Fly for so long you can no longer feel your arse.


“And that was a superb pass by Weasley at midcourt! Quaffle’s in the possession of Weasley now – she’s speeding down the field with Weasley and Weasley hot in pursuit – oh! And a narrow miss by the Bludger, batted with spectacular accuracy by Weasley down at the citrus end of the field –”

“Hey, Jordan! How about you try some first names there?”

Lee Jordan paused his commentary, contemplating the suggestion amid the maple leaves in his perch near the top of an oak tree. “That would make a lot more sense, wouldn’t it?”

“Sure would,” Harry called as he swooped downwards at full speed just for the hell of it, his toes skimming across the grass.

“It’s easier just to call them ‘Weasley’ though. Thee’s so many of them, I’m not sure I ever learned all their names.” Lee grinned cockily.

It was another Sunday and the Burrow was bursting with its usual gaggle of redheaded Weasleys, along with a plethora of family friends. At first, the guests had tried to help Molly Weasley prepare for dinner – stirring this sauce, dicing those vegetables, setting up the picnic tables and so forth.
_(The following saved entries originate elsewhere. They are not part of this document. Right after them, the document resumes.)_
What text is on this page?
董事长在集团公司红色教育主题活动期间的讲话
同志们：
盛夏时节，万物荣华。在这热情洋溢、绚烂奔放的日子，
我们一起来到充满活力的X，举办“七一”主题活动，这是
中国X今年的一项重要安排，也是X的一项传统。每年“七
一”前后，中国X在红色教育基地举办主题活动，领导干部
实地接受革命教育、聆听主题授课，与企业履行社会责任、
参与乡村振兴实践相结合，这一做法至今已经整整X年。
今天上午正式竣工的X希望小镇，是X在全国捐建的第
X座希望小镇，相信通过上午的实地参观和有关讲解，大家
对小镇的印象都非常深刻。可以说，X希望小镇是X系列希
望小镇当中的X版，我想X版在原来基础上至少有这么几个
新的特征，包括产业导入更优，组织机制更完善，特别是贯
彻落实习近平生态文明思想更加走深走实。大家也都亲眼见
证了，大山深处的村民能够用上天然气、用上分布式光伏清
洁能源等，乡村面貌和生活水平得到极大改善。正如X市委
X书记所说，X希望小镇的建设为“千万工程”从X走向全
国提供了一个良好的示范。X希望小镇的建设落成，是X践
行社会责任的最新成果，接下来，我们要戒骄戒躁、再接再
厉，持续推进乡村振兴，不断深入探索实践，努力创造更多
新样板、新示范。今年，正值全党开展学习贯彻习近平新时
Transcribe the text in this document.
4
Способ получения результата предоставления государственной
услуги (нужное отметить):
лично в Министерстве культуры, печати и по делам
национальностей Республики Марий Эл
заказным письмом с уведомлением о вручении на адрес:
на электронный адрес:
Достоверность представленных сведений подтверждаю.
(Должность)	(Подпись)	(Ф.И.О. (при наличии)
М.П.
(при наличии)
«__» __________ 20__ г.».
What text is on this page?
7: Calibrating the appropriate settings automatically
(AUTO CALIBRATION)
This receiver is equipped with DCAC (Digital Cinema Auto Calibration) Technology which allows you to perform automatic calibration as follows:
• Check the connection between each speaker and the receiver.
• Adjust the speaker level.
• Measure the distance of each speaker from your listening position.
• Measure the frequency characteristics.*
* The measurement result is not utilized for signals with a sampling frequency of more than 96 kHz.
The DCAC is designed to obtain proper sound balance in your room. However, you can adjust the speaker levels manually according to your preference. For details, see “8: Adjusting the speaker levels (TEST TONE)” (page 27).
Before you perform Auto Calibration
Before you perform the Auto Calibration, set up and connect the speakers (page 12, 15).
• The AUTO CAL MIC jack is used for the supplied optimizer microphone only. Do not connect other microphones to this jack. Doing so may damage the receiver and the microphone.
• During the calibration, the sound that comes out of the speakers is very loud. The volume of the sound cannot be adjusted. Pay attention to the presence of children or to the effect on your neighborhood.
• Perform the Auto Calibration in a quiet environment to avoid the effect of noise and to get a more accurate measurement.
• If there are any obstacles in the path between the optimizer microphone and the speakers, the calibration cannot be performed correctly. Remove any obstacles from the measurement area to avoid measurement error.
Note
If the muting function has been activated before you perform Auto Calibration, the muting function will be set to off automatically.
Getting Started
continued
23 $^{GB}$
However, after a mock duel between Harry and Ron escalated to the point where the chicken coop was set aflame, all the Weasley children and their friends were promptly kicked out of the house, shooed away with the promise that they could return when dinner was ready. So like salmon migrating upstream, returning to the place of their birth, the old schoolmates found themselves wandering up the well-trodden path to the sheltered clearing just past the orchard, where teams were quickly formed, brooms mounted, and a heated game of Quidditch put into play.

Foul!”

“You are such a prick, Malfoy, I didn’t lay a hand on you!”

“You’re damned right, Johnson – you didn’t lay a hand on me. It’s your bloody elbows that are the problem.”

“I was not cobbing!”

“Liar.”

“I am not, you arrogant –”

“Um, Angelina? Aren’t you supposed to be the referee?”

Angelina Johnson stopped in the middle of her tirade, hovering in midair and blinking confusedly. “Oh, I suppose you’re right.” She turned towards Draco, scowling. “Stop baiting me, you annoying idiot.”

He smirked. “Old habits die hard.”

Angelina blew a frustrated sigh out of her nose. “All right,” she called to the assembled mass of players, “let’s get back to it. George, give me the Quaffle and I’ll put it back into play.”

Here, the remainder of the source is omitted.